Although some camp dwellers in Haiti’s capital, homeless from the Jan. 12 quake, were able to evacuate to more secure shelter with family or friends, or in schools and public buildings, hundreds of thousands spent the night under dripping plastic and canvas in the mud-choked encampments.
“It rained, but it was a normal night and I slept,” said ice cream seller Zaporte N’Zanou, who passed the night in a tent in the big Champs de Mars quake survivors’ camp in front of the wrecked presidential palace in Port-au-Prince.

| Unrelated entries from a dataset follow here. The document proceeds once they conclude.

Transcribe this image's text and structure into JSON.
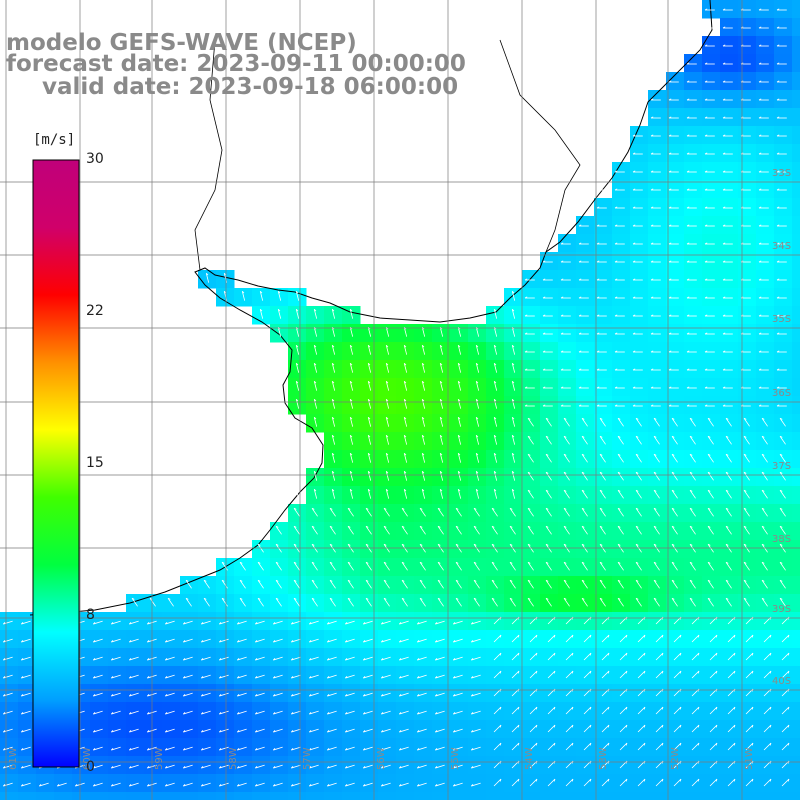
{
  "title": {
    "line1": "modelo GEFS-WAVE (NCEP)",
    "line2": "forecast date: 2023-09-11 00:00:00",
    "line3": "valid date: 2023-09-18 06:00:00"
  },
  "colorbar": {
    "unit": "[m/s]",
    "min": 0,
    "max": 30,
    "tick_labels": [
      "30",
      "22",
      "15",
      "8",
      "0"
    ],
    "tick_values": [
      30,
      22.5,
      15,
      7.5,
      0
    ],
    "colors": [
      "#0000ff",
      "#00a0ff",
      "#00ffff",
      "#00ff40",
      "#40ff00",
      "#ffff00",
      "#ff9000",
      "#ff0000",
      "#d0006a",
      "#c0007a"
    ]
  },
  "grid": {
    "lat_labels": [
      "33S",
      "34S",
      "35S",
      "36S",
      "37S",
      "38S",
      "39S",
      "40S"
    ],
    "lon_labels": [
      "61W",
      "60W",
      "59W",
      "58W",
      "57W",
      "56W",
      "55W",
      "54W",
      "53W",
      "52W",
      "51W"
    ]
  },
  "colors": {
    "land": "#ffffff",
    "coast": "#000000",
    "grid": "#7a7a7a",
    "arrow": "#ffffff",
    "title": "#8a8a8a"
  }
}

With the approach of Tomas from the south, the United Nations and relief agencies have gone on maximum alert to prepare for the risk of a further humanitarian emergency in Haiti, which is already reeling from a deadly cholera epidemic and from the widespread destruction of the earthquake.
At 8 a.m. (1200 GMT), Tomas was moving northeastward to the west of Haiti, about 160 miles (255 km) from Port-au-Prince, packing top sustained winds of 85 miles per hour (135 kph), the United States National Hurricane Center said.
It had earlier re-intensified over the Caribbean sea into a Category 1 hurricane on the five-step Saffir-Simpson scale, heading on a track that would take it near or over eastern Cuba, the Turks and Caicos Islands and southeastern Bahamas.
On Thursday, hours before the approach of the cyclone, Haitian President Rene Preval went on national radio to urge citizens to take precautions and follow evacuation recommendations in the face of the risk of gusting winds, surging waves and torrential rains.
“Protect your lives,” Preval told Haitians. The Miami-based hurricane center said the biggest threat from Tomas would be heavy rainfall that could produce flash flooding and life-threatening mudslides in Haiti, where massive deforestation — caused largely by impoverished peasants cutting firewood for decades — has left hills and mountains bare and eroded.
The Jan. 12 earthquake killed more than a quarter of a million people in Haiti, the Western Hemisphere’s poorest nation. About 1.3 million survivors live in makeshift tent camps crammed into open spaces in the wrecked capital.